Falando em roteiro, é muito fácil atribuir essas falhas a história de Ehren Kruger, antigo conhecido de adaptações mal idealizadas vide “A Vigilante do Amanhã – Ghost in The Shell”. No longa anterior, o roteirista já havia demonstrado grandes dificuldades em adaptar questionamentos primordiais, substituindo-os pela experiência de inserir explosões e acontecimentos homéricos como recurso advinda de sua passagem pela franquia “Transformers”. De forma impressionante, estes defeitos voltam a se manifestar no live-action de Dumbo.


Autocrítica agora, Disney?

O segundo e terceiro atos do filme, entretanto, não são totalmente descartáveis. Ao apresentar um empresário dono de um local chamado Dreamland e o objetivo de entreter diversos tipos de público, o diretor basicamente ironiza a trajetória do próprio Walt Disney.
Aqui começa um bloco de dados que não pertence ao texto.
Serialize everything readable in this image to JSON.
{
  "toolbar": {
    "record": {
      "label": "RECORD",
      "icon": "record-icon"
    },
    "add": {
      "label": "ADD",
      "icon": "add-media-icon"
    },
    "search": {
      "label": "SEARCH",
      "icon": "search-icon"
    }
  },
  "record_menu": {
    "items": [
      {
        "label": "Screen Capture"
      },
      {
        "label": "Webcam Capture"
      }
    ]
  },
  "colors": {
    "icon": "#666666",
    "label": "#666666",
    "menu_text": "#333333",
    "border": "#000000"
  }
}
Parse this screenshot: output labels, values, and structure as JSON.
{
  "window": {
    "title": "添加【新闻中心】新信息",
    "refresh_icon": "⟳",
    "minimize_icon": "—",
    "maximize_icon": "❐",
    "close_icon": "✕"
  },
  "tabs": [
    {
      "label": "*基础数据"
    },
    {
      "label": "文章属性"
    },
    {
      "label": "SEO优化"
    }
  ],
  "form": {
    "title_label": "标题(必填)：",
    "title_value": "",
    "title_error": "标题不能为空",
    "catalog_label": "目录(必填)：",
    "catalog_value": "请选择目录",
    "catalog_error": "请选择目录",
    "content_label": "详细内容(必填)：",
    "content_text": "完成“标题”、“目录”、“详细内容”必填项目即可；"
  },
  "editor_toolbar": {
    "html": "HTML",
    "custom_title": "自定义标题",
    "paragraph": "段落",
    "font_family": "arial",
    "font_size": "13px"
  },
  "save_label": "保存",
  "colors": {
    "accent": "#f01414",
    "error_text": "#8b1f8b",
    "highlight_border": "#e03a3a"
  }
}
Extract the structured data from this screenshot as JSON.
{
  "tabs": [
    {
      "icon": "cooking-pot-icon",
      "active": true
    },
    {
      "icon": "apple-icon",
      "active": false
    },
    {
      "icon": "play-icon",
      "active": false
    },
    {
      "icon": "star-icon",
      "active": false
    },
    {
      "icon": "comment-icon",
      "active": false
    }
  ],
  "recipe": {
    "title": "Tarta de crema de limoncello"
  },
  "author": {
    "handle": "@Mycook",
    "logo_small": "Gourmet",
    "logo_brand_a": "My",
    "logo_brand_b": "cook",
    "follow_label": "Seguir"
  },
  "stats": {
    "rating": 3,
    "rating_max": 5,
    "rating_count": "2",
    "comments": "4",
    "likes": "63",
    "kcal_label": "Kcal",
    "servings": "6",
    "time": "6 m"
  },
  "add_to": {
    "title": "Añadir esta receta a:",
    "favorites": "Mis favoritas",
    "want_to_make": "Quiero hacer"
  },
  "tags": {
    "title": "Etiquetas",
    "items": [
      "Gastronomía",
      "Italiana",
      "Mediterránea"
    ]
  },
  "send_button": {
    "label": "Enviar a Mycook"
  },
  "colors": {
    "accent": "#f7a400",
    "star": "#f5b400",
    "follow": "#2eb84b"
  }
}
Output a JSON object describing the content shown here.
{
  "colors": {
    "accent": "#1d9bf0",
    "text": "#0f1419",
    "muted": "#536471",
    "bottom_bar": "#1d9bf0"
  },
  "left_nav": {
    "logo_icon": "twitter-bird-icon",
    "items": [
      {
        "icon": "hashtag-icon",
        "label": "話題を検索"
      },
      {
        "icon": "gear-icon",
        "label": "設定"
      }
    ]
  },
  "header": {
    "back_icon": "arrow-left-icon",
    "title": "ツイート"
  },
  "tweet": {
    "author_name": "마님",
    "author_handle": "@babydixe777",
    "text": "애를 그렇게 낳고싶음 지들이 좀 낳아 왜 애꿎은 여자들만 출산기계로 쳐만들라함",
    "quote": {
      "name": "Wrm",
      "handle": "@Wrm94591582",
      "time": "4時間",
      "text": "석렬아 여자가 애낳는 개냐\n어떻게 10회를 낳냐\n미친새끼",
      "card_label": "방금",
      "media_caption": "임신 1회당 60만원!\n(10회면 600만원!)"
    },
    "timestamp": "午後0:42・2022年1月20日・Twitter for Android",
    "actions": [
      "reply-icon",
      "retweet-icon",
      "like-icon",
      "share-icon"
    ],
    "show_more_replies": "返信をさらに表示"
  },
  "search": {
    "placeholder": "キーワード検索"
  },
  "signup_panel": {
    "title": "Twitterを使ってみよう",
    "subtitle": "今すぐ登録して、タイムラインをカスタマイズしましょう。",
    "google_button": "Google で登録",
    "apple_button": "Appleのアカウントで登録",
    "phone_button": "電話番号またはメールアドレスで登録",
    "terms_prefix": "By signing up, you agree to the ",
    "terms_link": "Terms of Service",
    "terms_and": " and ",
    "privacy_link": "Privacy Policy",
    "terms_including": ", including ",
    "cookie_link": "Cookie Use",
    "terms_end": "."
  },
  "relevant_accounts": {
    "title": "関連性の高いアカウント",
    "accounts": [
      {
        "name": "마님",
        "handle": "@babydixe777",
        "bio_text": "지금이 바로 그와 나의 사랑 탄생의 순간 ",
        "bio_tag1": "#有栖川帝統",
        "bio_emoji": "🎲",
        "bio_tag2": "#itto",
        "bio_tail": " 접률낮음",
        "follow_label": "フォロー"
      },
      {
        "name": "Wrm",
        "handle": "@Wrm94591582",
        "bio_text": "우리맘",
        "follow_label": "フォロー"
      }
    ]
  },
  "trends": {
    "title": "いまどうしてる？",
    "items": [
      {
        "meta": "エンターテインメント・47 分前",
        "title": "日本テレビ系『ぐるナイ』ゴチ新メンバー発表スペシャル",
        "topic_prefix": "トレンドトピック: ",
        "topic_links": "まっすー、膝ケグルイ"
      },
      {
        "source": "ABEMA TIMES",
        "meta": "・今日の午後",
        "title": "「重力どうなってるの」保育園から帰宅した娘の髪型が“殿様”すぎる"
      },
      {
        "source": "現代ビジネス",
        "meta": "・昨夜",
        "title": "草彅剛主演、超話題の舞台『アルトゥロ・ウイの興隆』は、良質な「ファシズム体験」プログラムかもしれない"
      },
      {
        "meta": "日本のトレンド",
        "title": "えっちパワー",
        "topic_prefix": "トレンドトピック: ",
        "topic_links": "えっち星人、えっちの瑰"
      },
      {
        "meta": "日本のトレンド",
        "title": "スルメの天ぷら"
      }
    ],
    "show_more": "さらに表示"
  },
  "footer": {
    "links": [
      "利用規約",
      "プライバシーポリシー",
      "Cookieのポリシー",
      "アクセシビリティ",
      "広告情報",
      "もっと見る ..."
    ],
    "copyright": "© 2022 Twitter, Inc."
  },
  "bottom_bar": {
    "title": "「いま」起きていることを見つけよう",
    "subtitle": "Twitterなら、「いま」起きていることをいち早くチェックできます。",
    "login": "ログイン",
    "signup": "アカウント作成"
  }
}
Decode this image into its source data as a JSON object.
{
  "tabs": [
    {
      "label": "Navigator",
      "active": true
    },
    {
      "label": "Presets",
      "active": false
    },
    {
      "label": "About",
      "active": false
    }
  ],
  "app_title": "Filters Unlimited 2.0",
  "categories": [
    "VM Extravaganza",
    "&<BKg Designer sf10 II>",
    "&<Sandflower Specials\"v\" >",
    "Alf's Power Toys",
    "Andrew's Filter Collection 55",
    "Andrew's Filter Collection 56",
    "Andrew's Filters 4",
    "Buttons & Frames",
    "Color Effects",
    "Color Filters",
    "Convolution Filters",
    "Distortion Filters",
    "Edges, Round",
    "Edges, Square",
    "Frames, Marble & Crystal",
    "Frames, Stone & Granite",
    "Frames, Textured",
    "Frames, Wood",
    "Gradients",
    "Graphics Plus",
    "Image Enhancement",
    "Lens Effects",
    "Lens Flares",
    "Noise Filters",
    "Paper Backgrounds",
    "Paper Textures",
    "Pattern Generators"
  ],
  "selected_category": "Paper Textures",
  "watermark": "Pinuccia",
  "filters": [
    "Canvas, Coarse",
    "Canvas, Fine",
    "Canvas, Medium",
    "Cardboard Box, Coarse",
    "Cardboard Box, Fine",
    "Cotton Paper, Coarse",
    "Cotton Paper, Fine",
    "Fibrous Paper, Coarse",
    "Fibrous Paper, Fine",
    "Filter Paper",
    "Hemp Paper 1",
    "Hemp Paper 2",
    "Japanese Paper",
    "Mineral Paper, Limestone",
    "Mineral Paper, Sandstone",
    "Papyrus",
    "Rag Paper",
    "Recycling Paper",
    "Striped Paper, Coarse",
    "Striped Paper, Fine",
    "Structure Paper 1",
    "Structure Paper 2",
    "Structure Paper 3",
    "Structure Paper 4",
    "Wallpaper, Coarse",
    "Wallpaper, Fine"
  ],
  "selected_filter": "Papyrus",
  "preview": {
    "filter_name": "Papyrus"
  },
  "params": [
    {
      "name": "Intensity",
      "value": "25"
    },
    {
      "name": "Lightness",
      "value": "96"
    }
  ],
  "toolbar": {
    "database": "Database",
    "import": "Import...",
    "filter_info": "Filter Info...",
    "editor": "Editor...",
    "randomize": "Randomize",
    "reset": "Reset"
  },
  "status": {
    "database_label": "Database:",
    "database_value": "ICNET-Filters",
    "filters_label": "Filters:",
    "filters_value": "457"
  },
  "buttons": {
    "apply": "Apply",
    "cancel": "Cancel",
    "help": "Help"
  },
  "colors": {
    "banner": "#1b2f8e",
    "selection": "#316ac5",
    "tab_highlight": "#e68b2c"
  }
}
Mesmo sendo muito difícil acreditar que esta correlação foi feita propositalmente e aceita pelo estúdio, é igualmente inconcebível e ingênuo aceitar uma possível aleatoriedade do assunto no filme.

Em diversos momentos, Vandereve se aproxima da realidade como em sua incrível popularidade e na comercialização de produtos a partir de suas atrações. Porém, quando o empresário compra o circo de Medici prometendo empregar seus funcionários para, logo em seguida demiti-los, é que podemos realmente comparar com a Disney e a compra de outros estúdios, uma situação dramatizada justamente após a recente aquisição da Fox.

Essa questão, com certeza, torna o filme mais interessante, porém, o afasta definitivamente da trajetória de Dumbo, algo que seu roteiro faz insistentemente. Após tantos anos, a história poderia perfeitamente mergulhar em questionamentos relevantes como a exploração de animais, o que é sugerido brevemente, porém a escolha por uma trama mais emocionante e grandiosa acaba deixando tal oportunidade de lado. Este novo “Dumbo” pode até entreter e encantar seu público, porém, quando olhamos mais a fundo de sua narrativa, encontramos poucos resquícios de uma história sobre preconceitos e aceitação, temas extremamente relevantes seja em 1941 ou em 2019.